Les provisions contractuelles sont de fait variables, non seulement entre marchandises agricoles, mais également à l’intérieur d’une même filière. Hueth et Melkonyan documentent le cas de la betterave aux Etats-Unis et suggèrent que la structure contractuelle adoptée dépend de la nature de l’arbitrage entre quantité de sucre et qualité. Aux Etats-Unis et au Canada, tous les contrats prévoient un prix fonction de la quantité de sucres (masse totale de betteraves livrée multipliée par le taux de sucres mesuré dans un échantillon). Certains contrats ajustent toutefois également le prix en fonction de la pureté des sucres, un facteur permettant d’accroître le tonnage final (sucre raffiné). Ce schéma de rémunération délivre apparemment les plus fortes incitations mais n’est pourtant pas communément adopté. L’explication avancée par les auteurs est que rémunérer la pureté des sucres n’a une vertu incitative qu’à condition que le récoltant dispose d’un contrôle sur la qualité. On sait que la production de betterave avec un haut degré de pureté des sucres est réalisée essentiellement par la réduction de la quantité d’azote assimilé, avec pour conséquence une baisse du rendement agronomique. Il devrait donc y avoir un arbitrage quantité/qualité pour le récoltant. La relation précédente semble toutefois plus ou moins valide selon la région considérée : en conséquence, les actions non observables du récoltant (application des engrais azotés) peuvent dans certains cas n’avoir aucun effet sur la qualité.
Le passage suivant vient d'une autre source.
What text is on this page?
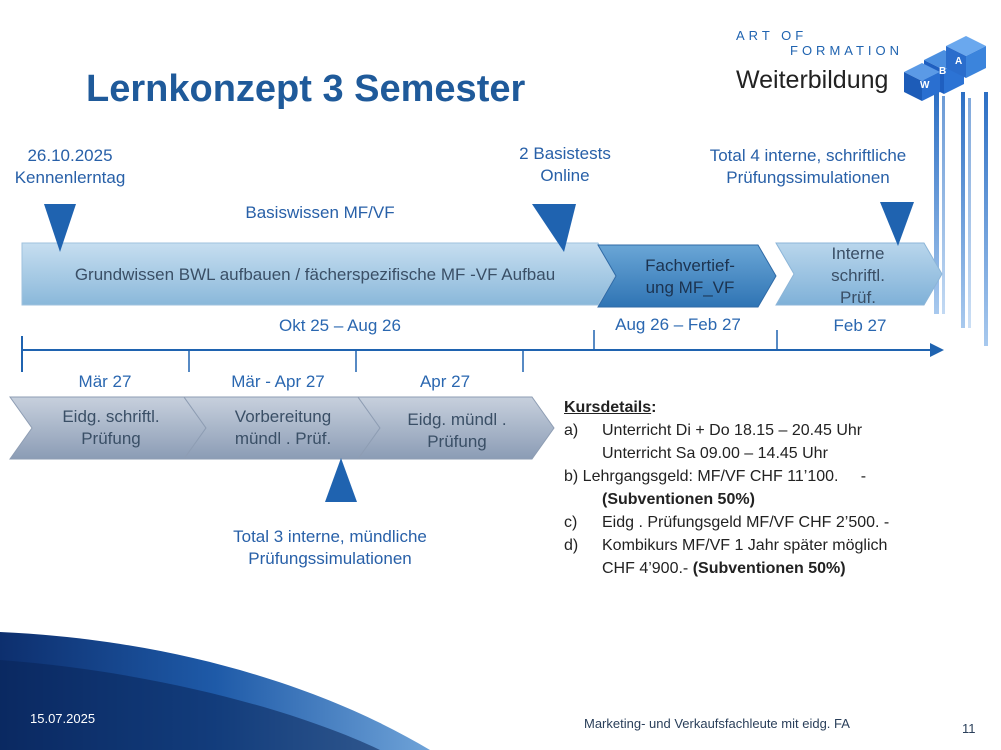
Lernkonzept 3 Semester
ART OF
FORMATION
Weiterbildung
A
B
W
26.10.2025
Kennenlerntag
2 Basistests
Online
Total 4 interne, schriftliche
Prüfungssimulationen
Basiswissen MF/VF
Grundwissen BWL aufbauen / fächerspezifische MF -VF Aufbau	Fachvertief-
ung MF_VF
Interne
schriftl.
Prüf.
Okt 25 – Aug 26	Aug 26 – Feb 27	Feb 27
Mär 27	Mär - Apr 27	Apr 27
Eidg. schriftl.
Prüfung
Vorbereitung
mündl . Prüf.
Eidg. mündl .
Prüfung
Total 3 interne, mündliche
Prüfungssimulationen
Kursdetails:
a) Unterricht Di + Do 18.15 – 20.45 Uhr
Unterricht Sa 09.00 – 14.45 Uhr
b) Lehrgangsgeld: MF/VF CHF 11’100.     -
(Subventionen 50%)
c) Eidg . Prüfungsgeld MF/VF CHF 2’500. -
d) Kombikurs MF/VF 1 Jahr später möglich
CHF 4’900.- (Subventionen 50%)
15.07.2025	Marketing- und Verkaufsfachleute mit eidg. FA	11
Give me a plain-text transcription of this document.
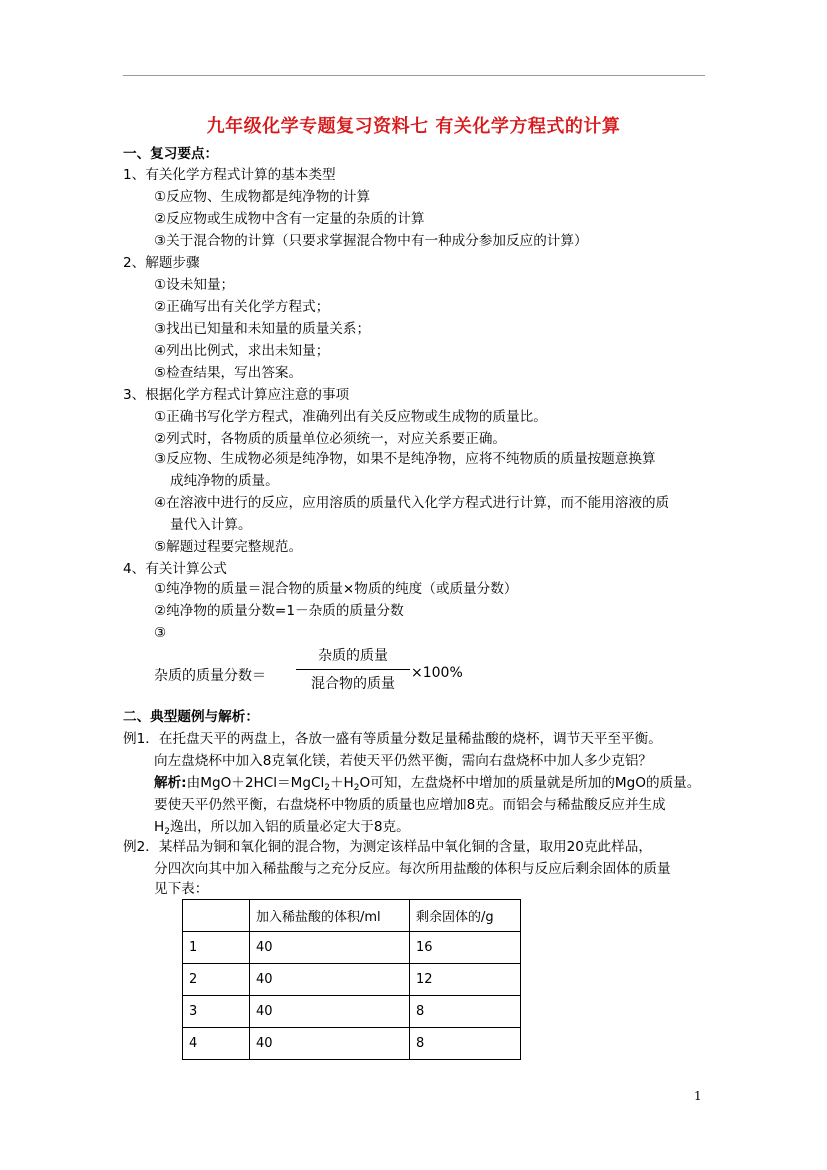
九年级化学专题复习资料七 有关化学方程式的计算
一、复习要点：
1、有关化学方程式计算的基本类型
①反应物、生成物都是纯净物的计算
②反应物或生成物中含有一定量的杂质的计算
③关于混合物的计算（只要求掌握混合物中有一种成分参加反应的计算）
2、解题步骤
①设未知量；
②正确写出有关化学方程式；
③找出已知量和未知量的质量关系；
④列出比例式，求出未知量；
⑤检查结果，写出答案。
3、根据化学方程式计算应注意的事项
①正确书写化学方程式，准确列出有关反应物或生成物的质量比。
②列式时，各物质的质量单位必须统一，对应关系要正确。
③反应物、生成物必须是纯净物，如果不是纯净物，应将不纯物质的质量按题意换算
成纯净物的质量。
④在溶液中进行的反应，应用溶质的质量代入化学方程式进行计算，而不能用溶液的质
量代入计算。
⑤解题过程要完整规范。
4、有关计算公式
①纯净物的质量＝混合物的质量×物质的纯度（或质量分数）
②纯净物的质量分数=1－杂质的质量分数
③
杂质的质量分数＝
杂质的质量
混合物的质量
×100%
二、典型题例与解析：
例1．在托盘天平的两盘上，各放一盛有等质量分数足量稀盐酸的烧杯，调节天平至平衡。
向左盘烧杯中加入8克氧化镁，若使天平仍然平衡，需向右盘烧杯中加人多少克铝？
解析:由$MgO+2HCl=MgCl_2+H_2O$可知，左盘烧杯中增加的质量就是所加的MgO的质量。
要使天平仍然平衡，右盘烧杯中物质的质量也应增加8克。而铝会与稀盐酸反应并生成
$H_2$逸出，所以加入铝的质量必定大于8克。
例2．某样品为铜和氧化铜的混合物，为测定该样品中氧化铜的含量，取用20克此样品，
分四次向其中加入稀盐酸与之充分反应。每次所用盐酸的体积与反应后剩余固体的质量
见下表：
	加入稀盐酸的体积/ml	剩余固体的/g
1	40	16
2	40	12
3	40	8
4	40	8
1
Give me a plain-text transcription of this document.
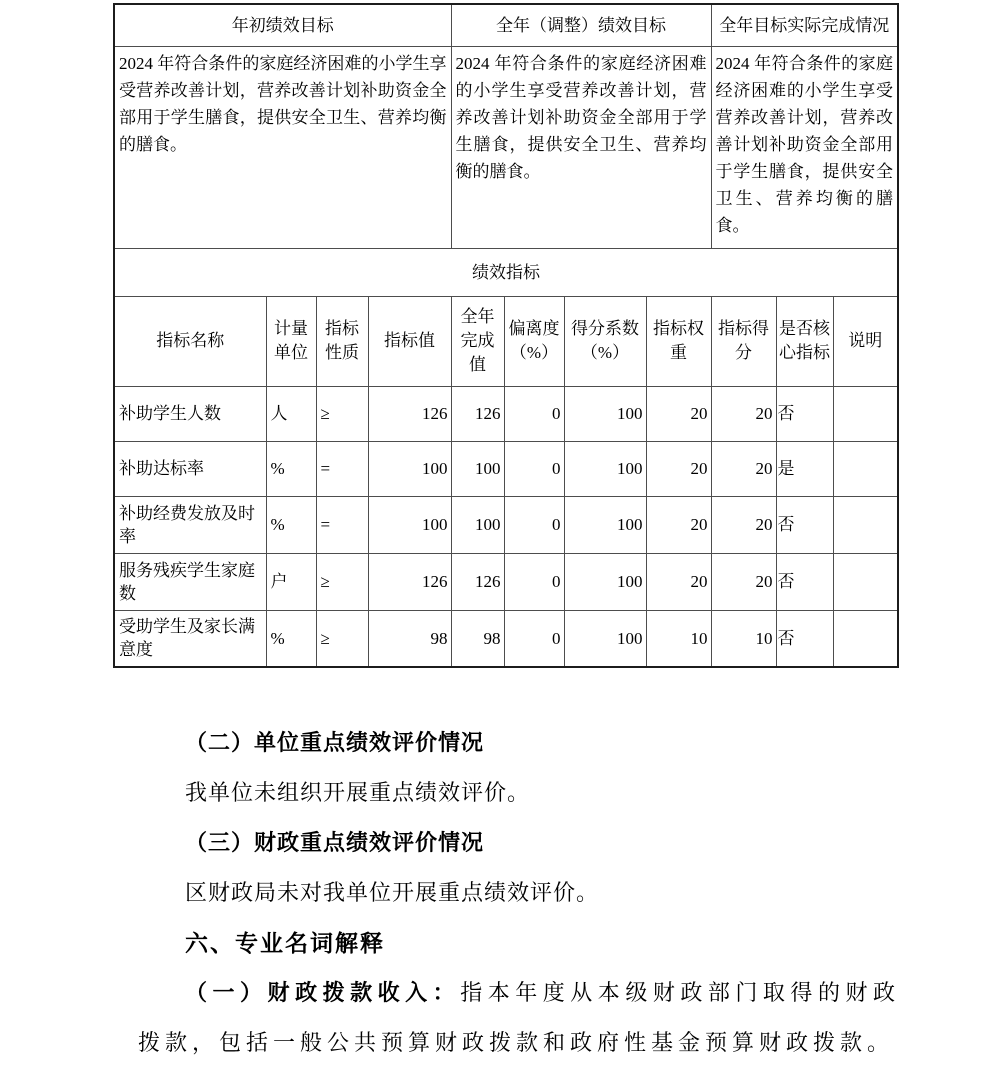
年初绩效目标				全年（调整）绩效目标				全年目标实际完成情况		
2024 年符合条件的家庭经济困难的小学生享受营养改善计划，营养改善计划补助资金全部用于学生膳食，提供安全卫生、营养均衡的膳食。				2024 年符合条件的家庭经济困难的小学生享受营养改善计划，营养改善计划补助资金全部用于学生膳食，提供安全卫生、营养均衡的膳食。				2024 年符合条件的家庭经济困难的小学生享受营养改善计划，营养改善计划补助资金全部用于学生膳食，提供安全卫生、营养均衡的膳食。		
绩效指标										
指标名称	计量单位	指标性质	指标值	全年完成值	偏离度（%）	得分系数（%）	指标权重	指标得分	是否核心指标	说明
补助学生人数	人	≥	126	126	0	100	20	20	否	
补助达标率	%	=	100	100	0	100	20	20	是	
补助经费发放及时率	%	=	100	100	0	100	20	20	否	
服务残疾学生家庭数	户	≥	126	126	0	100	20	20	否	
受助学生及家长满意度	%	≥	98	98	0	100	10	10	否	

（二）单位重点绩效评价情况

我单位未组织开展重点绩效评价。

（三）财政重点绩效评价情况

区财政局未对我单位开展重点绩效评价。

六、专业名词解释

（一）财政拨款收入：指本年度从本级财政部门取得的财政拨款，包括一般公共预算财政拨款和政府性基金预算财政拨款。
Avec un modèle principal-agent, Hueth et Melkonyan démontrent que si la nature de l’arbitrage diffère d’une région à l’autre, alors on peut s’attendre à ce que mesurer et rémunérer la pureté en sucres présente de l’intérêt dans certaines régions et aucun dans d’autres : par exemple, des travaux suggèrent une faible réponse de la plante à l’application de nitrogène, en terme de pureté des sucres, dans les périmètres irrigués. En conclusion, mesurer la « qualité » étant coûteux – il existe des coûts de transaction additionnels (i.e. instrumentation, rédaction d’un contrat spécifiant une rémunération contingente) – le recours à une mesure de la pureté des sucres ne présente un intérêt que si cette clause a une vertue incitative.